The menu is short and led almost entirely by pizza, the style of which is closer to the shorter, firmer dough of Rome, than the sloppier Neapolitan, meaning transport by hand is easier. The crust is blistered; chewy and malleable, requiring a full set of teeth to work through it’s rewards. The toppings are familiar with anyone who understands the obsession behind the man; almost exclusively Italian, often picked out by Luca over video call with his buyer. Familiar pizzas of pepperoni and margarita are joined by huge drapes of Serrano ham with rocket, or pickled cipollino onions and ‘nduja. Occasionally scamorza might make an appearance, or globe artichokes doused in peppery oil. It really is driven by the seasons unlike any other pizzeria in Birmingham. From memory the most expensive is about £10. It’s too cheap.
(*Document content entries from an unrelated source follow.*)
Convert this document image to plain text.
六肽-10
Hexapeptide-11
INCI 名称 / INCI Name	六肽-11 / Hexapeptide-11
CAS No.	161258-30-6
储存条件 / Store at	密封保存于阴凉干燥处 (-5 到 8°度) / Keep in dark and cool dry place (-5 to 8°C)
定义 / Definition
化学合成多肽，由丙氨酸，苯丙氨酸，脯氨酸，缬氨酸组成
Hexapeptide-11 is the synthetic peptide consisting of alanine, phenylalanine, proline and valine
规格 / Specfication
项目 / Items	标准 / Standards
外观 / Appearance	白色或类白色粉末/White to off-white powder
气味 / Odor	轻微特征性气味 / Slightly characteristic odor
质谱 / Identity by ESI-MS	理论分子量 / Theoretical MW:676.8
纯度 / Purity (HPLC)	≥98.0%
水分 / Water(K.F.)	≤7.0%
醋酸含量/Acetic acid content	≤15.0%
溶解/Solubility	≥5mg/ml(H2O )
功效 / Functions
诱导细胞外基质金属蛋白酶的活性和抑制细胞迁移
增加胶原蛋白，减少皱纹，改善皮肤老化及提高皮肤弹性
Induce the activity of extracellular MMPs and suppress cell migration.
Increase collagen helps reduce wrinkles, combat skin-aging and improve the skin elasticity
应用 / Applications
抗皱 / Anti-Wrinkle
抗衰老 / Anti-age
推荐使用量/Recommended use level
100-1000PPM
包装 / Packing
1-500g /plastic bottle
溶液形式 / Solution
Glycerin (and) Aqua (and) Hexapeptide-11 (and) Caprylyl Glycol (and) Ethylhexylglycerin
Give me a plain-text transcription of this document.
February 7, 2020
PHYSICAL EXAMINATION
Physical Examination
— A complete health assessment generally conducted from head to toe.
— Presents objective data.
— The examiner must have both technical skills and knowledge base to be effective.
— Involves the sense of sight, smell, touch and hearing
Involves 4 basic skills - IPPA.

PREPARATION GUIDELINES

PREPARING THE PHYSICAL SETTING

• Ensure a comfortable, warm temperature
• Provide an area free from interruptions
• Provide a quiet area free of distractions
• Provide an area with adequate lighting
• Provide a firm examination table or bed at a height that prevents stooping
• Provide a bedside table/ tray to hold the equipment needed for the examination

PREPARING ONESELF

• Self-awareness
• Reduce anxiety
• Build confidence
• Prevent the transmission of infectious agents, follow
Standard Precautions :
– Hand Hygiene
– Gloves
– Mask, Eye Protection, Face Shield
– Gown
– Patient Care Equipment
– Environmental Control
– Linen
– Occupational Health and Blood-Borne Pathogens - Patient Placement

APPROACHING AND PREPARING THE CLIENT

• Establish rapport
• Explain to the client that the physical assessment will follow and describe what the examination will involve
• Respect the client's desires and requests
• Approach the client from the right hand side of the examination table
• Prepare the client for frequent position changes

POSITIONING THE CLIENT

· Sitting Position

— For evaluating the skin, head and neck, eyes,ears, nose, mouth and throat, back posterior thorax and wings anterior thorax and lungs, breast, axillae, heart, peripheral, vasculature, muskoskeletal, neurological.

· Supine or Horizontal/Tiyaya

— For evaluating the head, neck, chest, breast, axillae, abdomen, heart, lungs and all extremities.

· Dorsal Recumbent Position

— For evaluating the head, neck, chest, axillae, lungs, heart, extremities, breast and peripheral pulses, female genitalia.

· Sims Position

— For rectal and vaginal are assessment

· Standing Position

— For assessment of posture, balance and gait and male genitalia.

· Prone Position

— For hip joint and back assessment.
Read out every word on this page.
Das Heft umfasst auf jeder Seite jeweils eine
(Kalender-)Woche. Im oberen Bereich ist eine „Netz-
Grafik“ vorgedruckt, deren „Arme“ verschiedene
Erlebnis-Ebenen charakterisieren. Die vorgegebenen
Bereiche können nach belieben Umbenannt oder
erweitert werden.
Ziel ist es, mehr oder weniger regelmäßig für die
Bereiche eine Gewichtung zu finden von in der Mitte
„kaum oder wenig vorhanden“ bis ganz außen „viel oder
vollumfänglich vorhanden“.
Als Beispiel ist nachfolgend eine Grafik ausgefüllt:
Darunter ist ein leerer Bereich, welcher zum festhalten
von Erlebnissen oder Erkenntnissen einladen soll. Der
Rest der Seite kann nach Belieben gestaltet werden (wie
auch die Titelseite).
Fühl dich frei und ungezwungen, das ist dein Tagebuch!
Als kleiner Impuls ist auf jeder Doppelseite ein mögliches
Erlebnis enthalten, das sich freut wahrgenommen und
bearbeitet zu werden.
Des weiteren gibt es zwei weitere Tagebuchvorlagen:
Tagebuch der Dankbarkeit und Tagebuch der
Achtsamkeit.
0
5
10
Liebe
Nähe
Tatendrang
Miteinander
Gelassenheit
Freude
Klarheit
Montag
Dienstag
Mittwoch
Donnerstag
They make croissants in-house, along with other pastries, have a house lager and a stonking wine list. It really is the perfect little spot for that part of Birmingham. Except it’s not. Millennium Point is not the place to be during a pandemic, given it sits on the campus of Aston University and BCU, whilst the Think Tank has been closed. It’s hardly fair for somewhere which deserves better. Now given nobody knows when things will go back to normal I’m not sure what use this piece is, other than to serve as a reminder that places like this are there for you. Mulino didn’t get the opening it deserved first time around, let’s make sure they do second time around.